Four Easy Japanese Dishes You Should Try Making

Japanese cuisine is renowned for being very healthy as well as delicious. Some of its meals might be difficult to make since the ingredients aren’t easily found in your local supermarket, but the ones below won’t give you that problem! From the Japanese hot pot of sukiyaki and shabu shabu to the well-known tempura and teriyaki, the four dishes below are all you need to experience genuine and easy Japanese dishes right at home.

Sukiyaki Hot Pot

Sukiyaki is a dish where premium beef sliced into thin strips is cooked right at the table in a sauce made from Japanese rice wines mirin and sake, as well as soy sauce and sugar. The Japanese love to dip the cooked beef in a dish of beaten raw egg before they eat it, making the dish even healthier.

Sukiyaki isn’t complete without some vegetables cooking alongside the beef. You can go for cabbage, mushrooms, scallions, and tofu, or any vegetable of your choice.

Shabu Shabu Hot Pot

Vegetarians will be interested in trying out the Japanese hot pot known as shabu shabu. All you need are vegetables of your choice that you then cook in a kelp-based broth though you can also go for chicken stock if kelp is hard to find. The key here is to swish (shabu) the vegetable in the broth as it is cooking until it is soft and ready to eat.

Once the vegetables are cooked, dip it in a sauce containing mirin, rice vinegar, and soy sauce. The leftover broth can be used as a soup or mixed with rice as a different meal too!

Chicken Teriyaki

Teriyaki is one of the most popular Japanese dishes around the world, and most people agree that the distinct flavor of its marinade, created from combining sake, mirin, soy sauce, sugar, ginger, and sesame oil is brought to its best advantage in the chicken. Teriyaki is best grilled or broiled, but you can fry or sauté the chicken in peanut oil instead, then adding the marinade once the chicken is thoroughly cooked.

Tempura

Sadako Sawamura in My Japanese Kitchen says cooking and eating tempura is a great way to beat the heat, and there’s no better way to make tempura than to follow her easy instructions. Don’t limit yourself to prawns, for whitefish, sweet potatoes, carrots, eggplant, green peppers, and fresh ginger will keep your tempura from getting boring!

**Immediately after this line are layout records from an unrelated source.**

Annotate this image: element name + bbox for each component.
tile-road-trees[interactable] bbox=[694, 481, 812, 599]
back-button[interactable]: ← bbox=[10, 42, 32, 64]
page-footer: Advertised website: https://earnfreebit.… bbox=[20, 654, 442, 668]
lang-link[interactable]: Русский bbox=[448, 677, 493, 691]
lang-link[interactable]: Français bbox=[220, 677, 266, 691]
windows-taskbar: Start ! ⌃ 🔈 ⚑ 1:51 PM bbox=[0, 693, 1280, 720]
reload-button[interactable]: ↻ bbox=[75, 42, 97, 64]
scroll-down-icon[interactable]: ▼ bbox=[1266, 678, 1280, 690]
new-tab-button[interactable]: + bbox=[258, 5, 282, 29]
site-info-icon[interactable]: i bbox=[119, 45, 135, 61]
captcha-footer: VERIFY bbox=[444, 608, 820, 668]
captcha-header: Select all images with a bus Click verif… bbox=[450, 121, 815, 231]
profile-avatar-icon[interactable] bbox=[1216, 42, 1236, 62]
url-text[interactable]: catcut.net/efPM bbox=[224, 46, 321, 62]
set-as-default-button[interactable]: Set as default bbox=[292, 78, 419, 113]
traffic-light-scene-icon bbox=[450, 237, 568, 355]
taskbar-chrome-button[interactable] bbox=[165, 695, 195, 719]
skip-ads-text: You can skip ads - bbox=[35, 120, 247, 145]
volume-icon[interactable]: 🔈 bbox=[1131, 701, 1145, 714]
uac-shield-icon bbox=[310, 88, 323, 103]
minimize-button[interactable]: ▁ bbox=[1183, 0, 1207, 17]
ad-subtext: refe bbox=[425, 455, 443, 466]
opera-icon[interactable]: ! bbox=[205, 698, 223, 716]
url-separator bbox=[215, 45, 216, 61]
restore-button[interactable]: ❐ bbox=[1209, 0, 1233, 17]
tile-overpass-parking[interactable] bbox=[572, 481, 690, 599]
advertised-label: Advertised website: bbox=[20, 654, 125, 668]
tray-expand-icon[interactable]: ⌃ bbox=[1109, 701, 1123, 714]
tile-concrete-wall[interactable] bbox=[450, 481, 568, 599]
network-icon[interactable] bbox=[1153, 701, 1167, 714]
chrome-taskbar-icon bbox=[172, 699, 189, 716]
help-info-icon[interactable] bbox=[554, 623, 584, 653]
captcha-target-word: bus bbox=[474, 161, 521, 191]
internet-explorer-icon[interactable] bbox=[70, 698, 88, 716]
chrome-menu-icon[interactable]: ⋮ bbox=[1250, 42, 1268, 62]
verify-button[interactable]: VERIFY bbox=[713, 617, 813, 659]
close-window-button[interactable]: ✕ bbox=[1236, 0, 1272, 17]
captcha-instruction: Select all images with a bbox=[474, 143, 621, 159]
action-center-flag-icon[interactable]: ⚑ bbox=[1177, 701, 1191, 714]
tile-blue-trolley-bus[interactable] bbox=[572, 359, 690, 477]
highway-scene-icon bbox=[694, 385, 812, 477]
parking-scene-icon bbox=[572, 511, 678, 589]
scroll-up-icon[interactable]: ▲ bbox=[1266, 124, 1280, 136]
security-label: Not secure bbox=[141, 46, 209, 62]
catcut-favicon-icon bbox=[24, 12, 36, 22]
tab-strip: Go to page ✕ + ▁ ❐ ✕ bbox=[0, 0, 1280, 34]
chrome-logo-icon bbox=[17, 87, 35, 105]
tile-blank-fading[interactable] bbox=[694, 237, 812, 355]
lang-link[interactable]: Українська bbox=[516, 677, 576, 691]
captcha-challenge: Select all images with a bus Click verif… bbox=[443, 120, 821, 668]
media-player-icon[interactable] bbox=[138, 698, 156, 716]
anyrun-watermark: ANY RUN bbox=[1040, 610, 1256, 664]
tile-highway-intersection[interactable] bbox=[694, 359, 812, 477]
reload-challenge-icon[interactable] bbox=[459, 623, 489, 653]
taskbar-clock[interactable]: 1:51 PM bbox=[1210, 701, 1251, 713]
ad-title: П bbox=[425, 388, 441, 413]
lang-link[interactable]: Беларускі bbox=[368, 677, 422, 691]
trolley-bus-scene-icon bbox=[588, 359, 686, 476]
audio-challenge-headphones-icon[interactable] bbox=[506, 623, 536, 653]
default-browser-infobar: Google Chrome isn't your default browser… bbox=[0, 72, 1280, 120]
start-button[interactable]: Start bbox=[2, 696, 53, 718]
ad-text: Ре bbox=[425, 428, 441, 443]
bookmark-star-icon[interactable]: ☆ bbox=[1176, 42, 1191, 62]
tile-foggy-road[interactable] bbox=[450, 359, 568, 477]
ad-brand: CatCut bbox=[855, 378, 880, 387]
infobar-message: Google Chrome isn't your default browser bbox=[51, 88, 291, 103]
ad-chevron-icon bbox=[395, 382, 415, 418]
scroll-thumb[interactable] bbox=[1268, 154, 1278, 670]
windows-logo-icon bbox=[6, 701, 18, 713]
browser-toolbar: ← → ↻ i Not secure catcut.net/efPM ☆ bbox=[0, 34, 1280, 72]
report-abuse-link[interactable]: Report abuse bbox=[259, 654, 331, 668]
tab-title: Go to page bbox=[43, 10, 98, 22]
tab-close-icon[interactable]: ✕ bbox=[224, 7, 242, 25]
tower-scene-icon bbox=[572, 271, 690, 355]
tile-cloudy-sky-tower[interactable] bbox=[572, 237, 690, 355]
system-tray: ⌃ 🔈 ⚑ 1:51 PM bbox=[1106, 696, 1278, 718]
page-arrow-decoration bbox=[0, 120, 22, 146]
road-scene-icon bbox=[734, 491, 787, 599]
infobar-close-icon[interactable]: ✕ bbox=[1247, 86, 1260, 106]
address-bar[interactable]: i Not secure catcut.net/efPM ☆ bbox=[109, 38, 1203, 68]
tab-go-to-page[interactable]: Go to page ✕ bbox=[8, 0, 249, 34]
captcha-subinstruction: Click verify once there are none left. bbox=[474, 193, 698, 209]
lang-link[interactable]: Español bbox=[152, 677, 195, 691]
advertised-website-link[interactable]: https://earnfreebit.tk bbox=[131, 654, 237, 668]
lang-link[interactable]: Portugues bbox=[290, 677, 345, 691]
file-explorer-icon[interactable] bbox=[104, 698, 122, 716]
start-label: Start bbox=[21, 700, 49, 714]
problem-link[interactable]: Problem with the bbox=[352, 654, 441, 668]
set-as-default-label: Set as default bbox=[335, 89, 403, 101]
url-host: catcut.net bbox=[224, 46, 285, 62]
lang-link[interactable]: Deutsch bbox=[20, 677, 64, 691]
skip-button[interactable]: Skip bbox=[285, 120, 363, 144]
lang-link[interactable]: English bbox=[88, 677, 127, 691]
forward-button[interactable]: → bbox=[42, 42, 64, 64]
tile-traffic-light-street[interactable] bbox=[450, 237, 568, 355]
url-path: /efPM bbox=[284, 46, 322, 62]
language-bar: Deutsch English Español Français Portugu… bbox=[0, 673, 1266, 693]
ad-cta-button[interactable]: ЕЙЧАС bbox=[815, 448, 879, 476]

Most restaurants coat the prawns and vegetables in a lot of batter, but Sawamura advises against doing that by coating the food as thinly as possible, which keeps your tempura healthier too! Genuine Japanese tempura tastes best if the batter is almost transparent once the tempura is fried, making it easy to see the food inside.

The Japanese believes in following the seasons as a way of fully enjoying food and life and great restaurants like Kisso follow that belief faithfully. With the four different dishes above that feature beef in sukiyaki, chicken in teriyaki, seafood in tempura and vegetables in the Japanese hot pot shabu shabu, you can also respect the Japanese tradition and enjoy delicious meals any season of the year!